Pour marquer la Journée mondiale de la photographie, le 17 août, voici le portrait de Jacques Lebleu, un artiste qui a décidé de mettre en lumière le nord de Montréal.
«J’ai fait des photos dans d’autres villes et je me suis aperçu qu’on va vers des choses plus connues quand on fait un voyage, toutefois mon œil ne changeait pas. Je recherchais les mêmes sujets. À partir de ce moment-là, je me suis rendu compte que tout ce qui était autour de moi avait autant de valeur que des sites célèbres», explique ce résident d’Ahuntsic depuis plus de 20 ans.
Une approche en photographie qui lui permet d’explorer les rues, les parcs, les terrains de sport, les monuments qu’il connaît par cœur à force de les côtoyer à vélo.
«Je vois une façon paysanne dans ma démarche. Quelqu’un qui maîtrise son territoire peut savoir à quel moment de l’année le soleil sera à telle place et quelle lumière il aura», relève-t-il.
En tant qu’artiste, il veut s’éloigner des fioritures et du sensationnalisme. «Je n’essaie pas d’avoir un style artistique quand je fais de la photo. Je suis assez classique.
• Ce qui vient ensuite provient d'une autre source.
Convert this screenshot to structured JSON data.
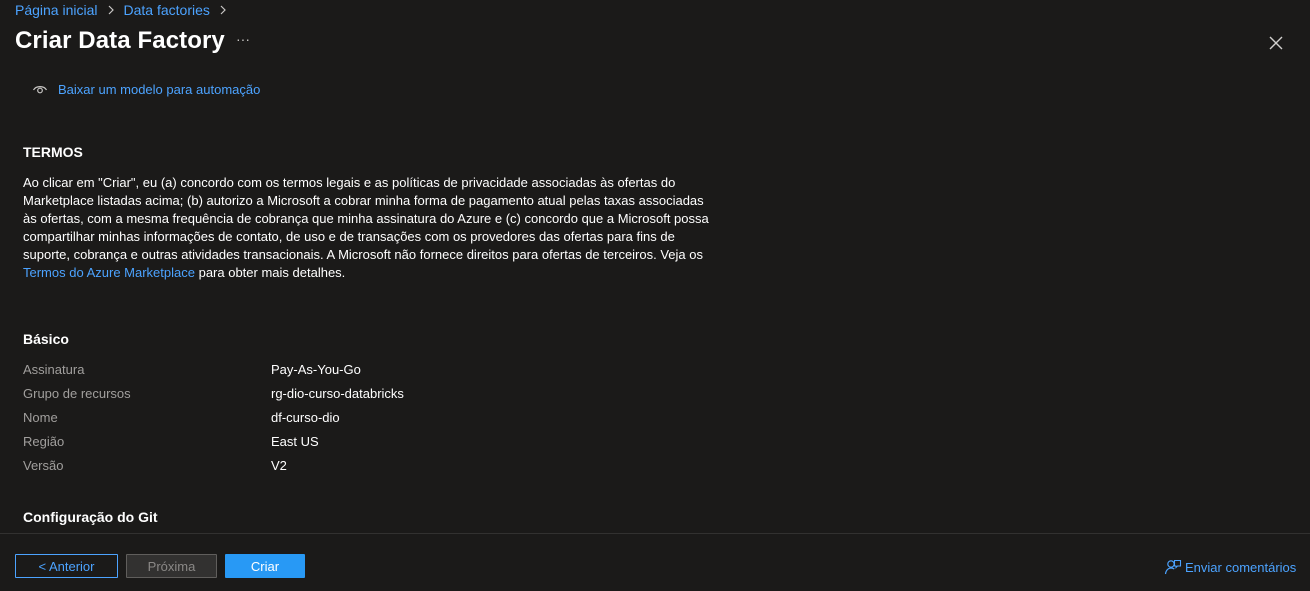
{
  "breadcrumb": {
    "items": [
      {
        "label": "Página inicial"
      },
      {
        "label": "Data factories"
      }
    ]
  },
  "header": {
    "title": "Criar Data Factory",
    "more_label": "···"
  },
  "download_link": "Baixar um modelo para automação",
  "terms": {
    "heading": "TERMOS",
    "body": "Ao clicar em \"Criar\", eu (a) concordo com os termos legais e as políticas de privacidade associadas às ofertas do Marketplace listadas acima; (b) autorizo a Microsoft a cobrar minha forma de pagamento atual pelas taxas associadas às ofertas, com a mesma frequência de cobrança que minha assinatura do Azure e (c) concordo que a Microsoft possa compartilhar minhas informações de contato, de uso e de transações com os provedores das ofertas para fins de suporte, cobrança e outras atividades transacionais. A Microsoft não fornece direitos para ofertas de terceiros. Veja os",
    "link_text": "Termos do Azure Marketplace",
    "suffix": "para obter mais detalhes."
  },
  "basics": {
    "heading": "Básico",
    "rows": [
      {
        "label": "Assinatura",
        "value": "Pay-As-You-Go"
      },
      {
        "label": "Grupo de recursos",
        "value": "rg-dio-curso-databricks"
      },
      {
        "label": "Nome",
        "value": "df-curso-dio"
      },
      {
        "label": "Região",
        "value": "East US"
      },
      {
        "label": "Versão",
        "value": "V2"
      }
    ]
  },
  "git": {
    "heading": "Configuração do Git"
  },
  "footer": {
    "prev_label": "< Anterior",
    "next_label": "Próxima",
    "create_label": "Criar",
    "feedback_label": "Enviar comentários"
  },
  "colors": {
    "background": "#1b1a19",
    "accent": "#4ca3ff",
    "primary_button": "#2899f5",
    "muted_text": "#a19f9d"
  },
  "icons": {
    "breadcrumb_separator": "chevron-right-icon",
    "download": "eye-icon",
    "close": "close-icon",
    "feedback": "feedback-person-icon"
  }
}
Je suis préoccupé par la lumière et soucieux de documenter de manière sensible ce que je vois», explique-t-il.
Observations
M. Lebleu a monté plusieurs expositions dans lesquels la photo côtoie souvent d’autres œuvres plastiques, mais quelques fois, elle prend toute la place.
Sa dernière, présentée l’an dernier au chalet d’accueil du parcours Gouin, s’intitulait Versant Nord, une exploration du nord de la ville à travers 60 images prises entre 2004 et 2019.
«Je fréquente son territoire en le scrutant, en cherchant à garder contact avec la terre qui soupire sous l’asphalte, avec la rivière. Je note l’évolution de son cadre bâti et ce que ses transformations successives révèlent du passage des humains», écrit-il dans la présentation de cette exposition.
Passion
M. Lebleu a commencé à faire de la photo à l’adolescence, dès qu’il a pu disposer d’une chambre noire à l’école – c’était bien avant les appareils numériques – alors qu’il était en secondaire 4.
À cette époque, il a aussi dévoré tous les livres de photographie publiés par Time Life, notamment la collection The Kodak Library of Creative Photography.
«J’ai commencé à en faire en noir et blanc parce que c’était accessible économiquement», raconte-t-il.
D’ailleurs, il n’est pas peu fier de son cliché d’un couple qui s’embrasse au Square Philips pris en 1976, qu’il qualifie de sa «première photo réussie».
Cette passion naissante sera soutenue par des études en graphisme et en art. «Je suis allé étudier en création en art plastique à l’UQAM, c’est comme ça que ça s’appelait à l’époque», dit-il.
Toutefois, les exigences de la vie de famille pousseront M. Lebleu à mettre en veilleuse ses aspirations avant d’y revenir avec force à partir de 2014.
Même s’il fait beaucoup de photos, ce n’est pas le gagne-pain de ce jeune retraité de 61 ans. «C’est à la fois triste et heureux. Le matériel coûte cher, mais en même temps je n’ai pas de contraintes sur mes sujets. Je ne peux blâmer personne à ce propos: je n’ai jamais cherché à faire de l’argent avec mes photos», confie-t-il.
Toutefois, il espère que ses nombreuses expositions lui permettront de maintenir la conversation avec le public pour échanger sur ce qui le motive et sur ce à quoi il est sensible.